Basically, it is open to aspiring space scientists to design a small satellite that will provide data around changing climates
You will be competing for a share of a £600,000 Challenge Fund to enabling you to develop and build your satellite design with the potential to launch from a UK spaceport from 2023.
The definition of a nanosatellite, by the way is that it’s a satellite with a mass of between 1 kg and 10 kg, often used in low Earth orbit for various applications. Recently, nanosats have been used for missions to Mars and soon will be sent to the Moon and Jupiter.
A panel of space experts will judge the competition entries, including Dr Suzie Imber, an Associate Professor of Planetary Science at the University of Leicester, who has worked on leading space missions such as the BepiColombo spacecraft, currently on its way to Mercury.
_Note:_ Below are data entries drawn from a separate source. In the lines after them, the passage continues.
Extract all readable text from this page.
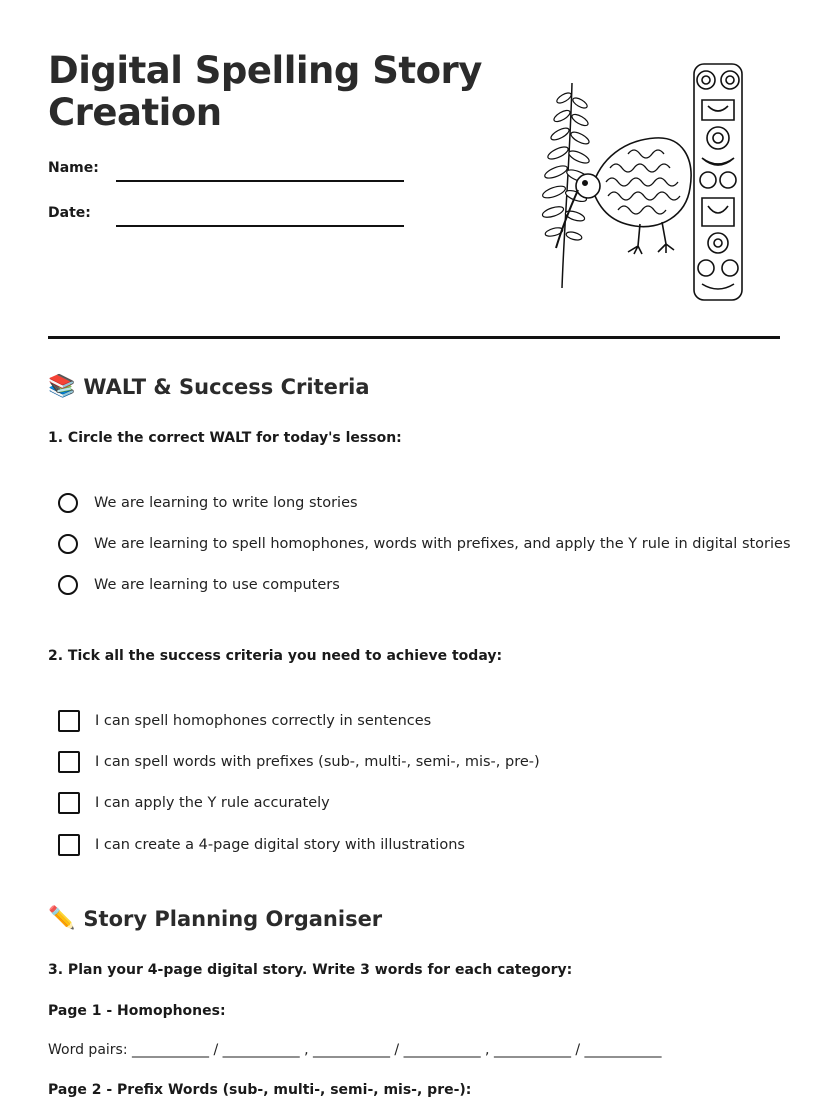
Digital Spelling Story Creation
Name:
Date:
📚 WALT & Success Criteria
1. Circle the correct WALT for today's lesson:
We are learning to write long stories
We are learning to spell homophones, words with prefixes, and apply the Y rule in digital stories
We are learning to use computers
2. Tick all the success criteria you need to achieve today:
I can spell homophones correctly in sentences
I can spell words with prefixes (sub-, multi-, semi-, mis-, pre-)
I can apply the Y rule accurately
I can create a 4-page digital story with illustrations
✏️ Story Planning Organiser
3. Plan your 4-page digital story. Write 3 words for each category:
Page 1 - Homophones:
Word pairs: ___________ / ___________ , ___________ / ___________ , ___________ / ___________
Page 2 - Prefix Words (sub-, multi-, semi-, mis-, pre-):
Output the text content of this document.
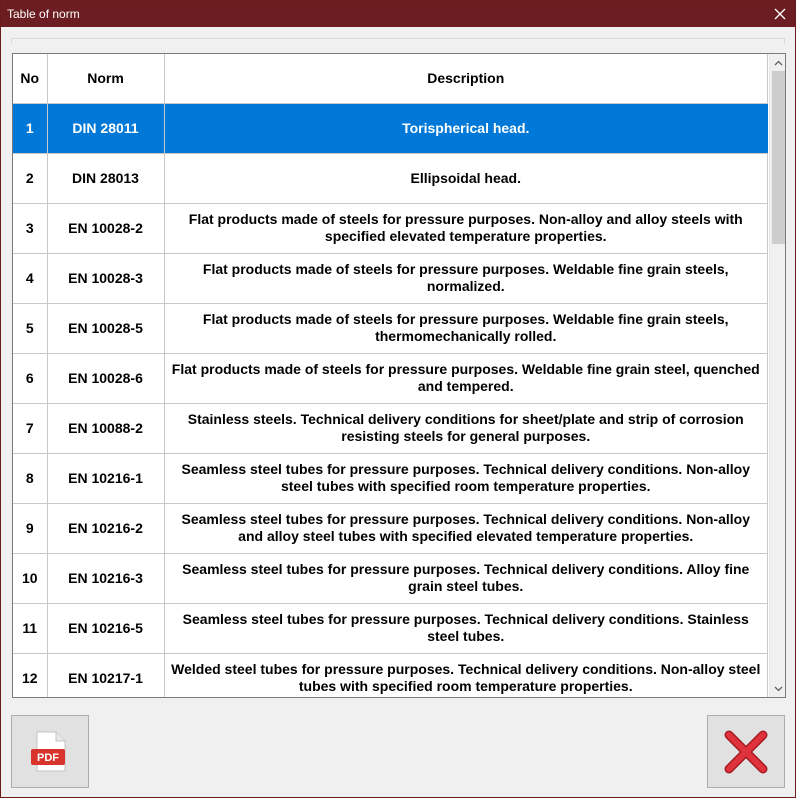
Table of norm
No	Norm	Description
1	DIN 28011	Torispherical head.
2	DIN 28013	Ellipsoidal head.
3	EN 10028-2	Flat products made of steels for pressure purposes. Non-alloy and alloy steels with specified elevated temperature properties.
4	EN 10028-3	Flat products made of steels for pressure purposes. Weldable fine grain steels, normalized.
5	EN 10028-5	Flat products made of steels for pressure purposes. Weldable fine grain steels, thermomechanically rolled.
6	EN 10028-6	Flat products made of steels for pressure purposes. Weldable fine grain steel, quenched and tempered.
7	EN 10088-2	Stainless steels. Technical delivery conditions for sheet/plate and strip of corrosion resisting steels for general purposes.
8	EN 10216-1	Seamless steel tubes for pressure purposes. Technical delivery conditions. Non-alloy steel tubes with specified room temperature properties.
9	EN 10216-2	Seamless steel tubes for pressure purposes. Technical delivery conditions. Non-alloy and alloy steel tubes with specified elevated temperature properties.
10	EN 10216-3	Seamless steel tubes for pressure purposes. Technical delivery conditions. Alloy fine grain steel tubes.
11	EN 10216-5	Seamless steel tubes for pressure purposes. Technical delivery conditions. Stainless steel tubes.
12	EN 10217-1	Welded steel tubes for pressure purposes. Technical delivery conditions. Non-alloy steel tubes with specified room temperature properties.
PDF
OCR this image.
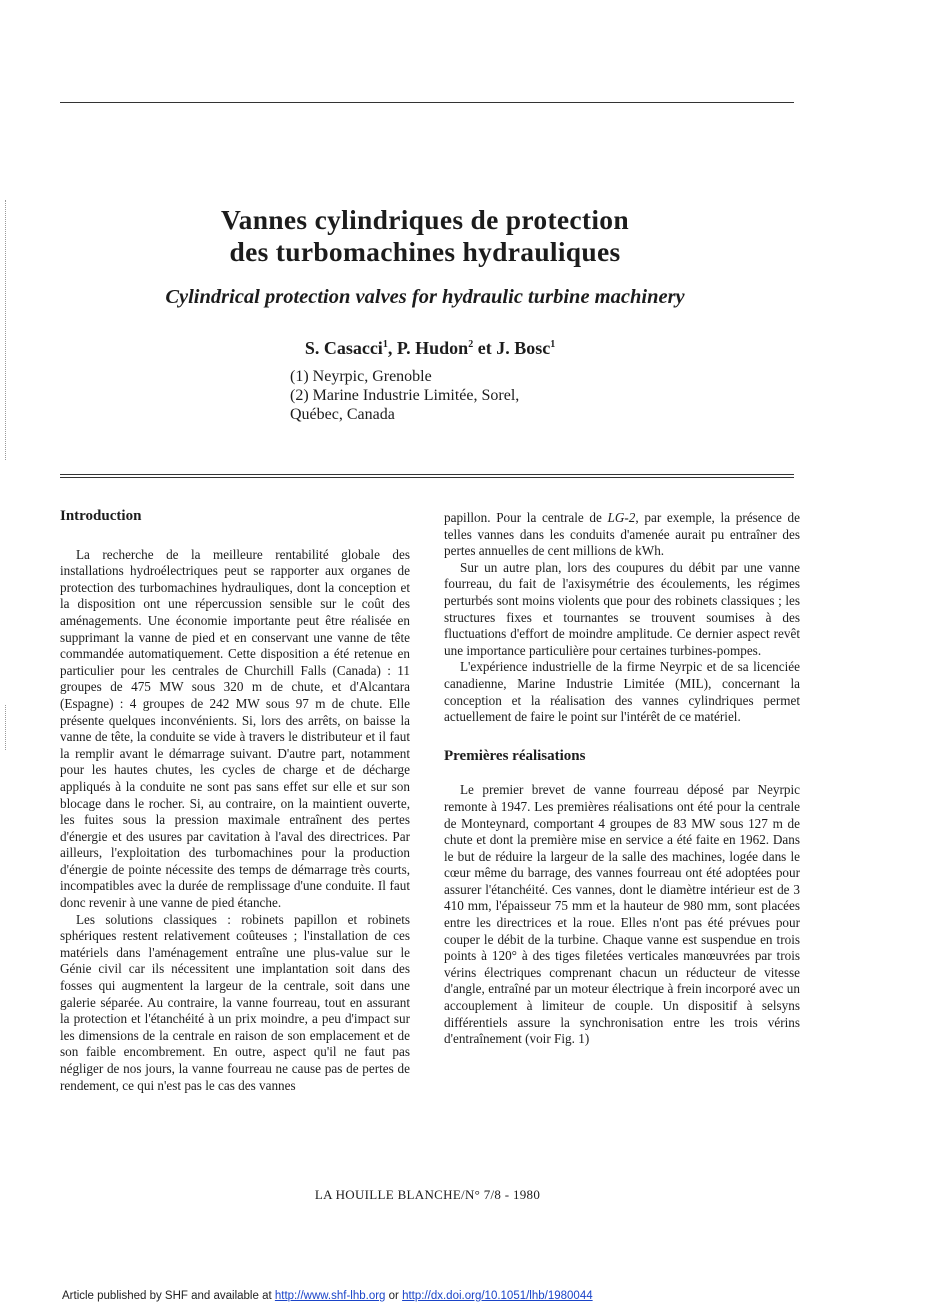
Vannes cylindriques de protection
des turbomachines hydrauliques
Cylindrical protection valves for hydraulic turbine machinery
S. Casacci$^1$, P. Hudon$^2$ et J. Bosc$^1$
(1) Neyrpic, Grenoble
(2) Marine Industrie Limitée, Sorel,
Québec, Canada
Introduction

La recherche de la meilleure rentabilité globale des installations hydroélectriques peut se rapporter aux organes de protection des turbomachines hydrauliques, dont la conception et la disposition ont une répercussion sensible sur le coût des aménagements. Une économie importante peut être réalisée en supprimant la vanne de pied et en conservant une vanne de tête commandée automatiquement. Cette disposition a été retenue en particulier pour les centrales de Churchill Falls (Canada) : 11 groupes de 475 MW sous 320 m de chute, et d'Alcantara (Espagne) : 4 groupes de 242 MW sous 97 m de chute. Elle présente quelques inconvénients. Si, lors des arrêts, on baisse la vanne de tête, la conduite se vide à travers le distributeur et il faut la remplir avant le démarrage suivant. D'autre part, notamment pour les hautes chutes, les cycles de charge et de décharge appliqués à la conduite ne sont pas sans effet sur elle et sur son blocage dans le rocher. Si, au contraire, on la maintient ouverte, les fuites sous la pression maximale entraînent des pertes d'énergie et des usures par cavitation à l'aval des directrices. Par ailleurs, l'exploitation des turbomachines pour la production d'énergie de pointe nécessite des temps de démarrage très courts, incompatibles avec la durée de remplissage d'une conduite. Il faut donc revenir à une vanne de pied étanche.

Les solutions classiques : robinets papillon et robinets sphériques restent relativement coûteuses ; l'installation de ces matériels dans l'aménagement entraîne une plus-value sur le Génie civil car ils nécessitent une implantation soit dans des fosses qui augmentent la largeur de la centrale, soit dans une galerie séparée. Au contraire, la vanne fourreau, tout en assurant la protection et l'étanchéité à un prix moindre, a peu d'impact sur les dimensions de la centrale en raison de son emplacement et de son faible encombrement. En outre, aspect qu'il ne faut pas négliger de nos jours, la vanne fourreau ne cause pas de pertes de rendement, ce qui n'est pas le cas des vannes

papillon. Pour la centrale de LG-2, par exemple, la présence de telles vannes dans les conduits d'amenée aurait pu entraîner des pertes annuelles de cent millions de kWh.

Sur un autre plan, lors des coupures du débit par une vanne fourreau, du fait de l'axisymétrie des écoulements, les régimes perturbés sont moins violents que pour des robinets classiques ; les structures fixes et tournantes se trouvent soumises à des fluctuations d'effort de moindre amplitude. Ce dernier aspect revêt une importance particulière pour certaines turbines-pompes.

L'expérience industrielle de la firme Neyrpic et de sa licenciée canadienne, Marine Industrie Limitée (MIL), concernant la conception et la réalisation des vannes cylindriques permet actuellement de faire le point sur l'intérêt de ce matériel.

Premières réalisations

Le premier brevet de vanne fourreau déposé par Neyrpic remonte à 1947. Les premières réalisations ont été pour la centrale de Monteynard, comportant 4 groupes de 83 MW sous 127 m de chute et dont la première mise en service a été faite en 1962. Dans le but de réduire la largeur de la salle des machines, logée dans le cœur même du barrage, des vannes fourreau ont été adoptées pour assurer l'étanchéité. Ces vannes, dont le diamètre intérieur est de 3 410 mm, l'épaisseur 75 mm et la hauteur de 980 mm, sont placées entre les directrices et la roue. Elles n'ont pas été prévues pour couper le débit de la turbine. Chaque vanne est suspendue en trois points à 120° à des tiges filetées verticales manœuvrées par trois vérins électriques comprenant chacun un réducteur de vitesse d'angle, entraîné par un moteur électrique à frein incorporé avec un accouplement à limiteur de couple. Un dispositif à selsyns différentiels assure la synchronisation entre les trois vérins d'entraînement (voir Fig. 1)

LA HOUILLE BLANCHE/N° 7/8 - 1980
Article published by SHF and available at http://www.shf-lhb.org or http://dx.doi.org/10.1051/lhb/1980044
It’s open to everyone aged 16+ from any background and with no requirement for previous knowledge, expertise, or experience in the space sector.
You can enter the Nanosat Design competition here, and note that applications close on 7 January 2022. You have to register first to get access to the full application form and a useful resources list.
“I am delighted to see the Nanosat Design Competition lift off. I hope it inspires some of the UK’s brightest young minds to launch an exciting career in the UK’s thriving space sector,” said Transport Minister Trudy Harrison.
“As we enter a new commercial space age this is a remarkable opportunity to design the technology of the future and be a part of our all-important fight against climate change.”
The timeline for the compo includes choosing the finalists on 15 January 2022 and choosing the winner in May 2022.
It’s part of the recently announced National Space Strategy that the UK becomes the first country in Europe to host small satellite launches in 2022.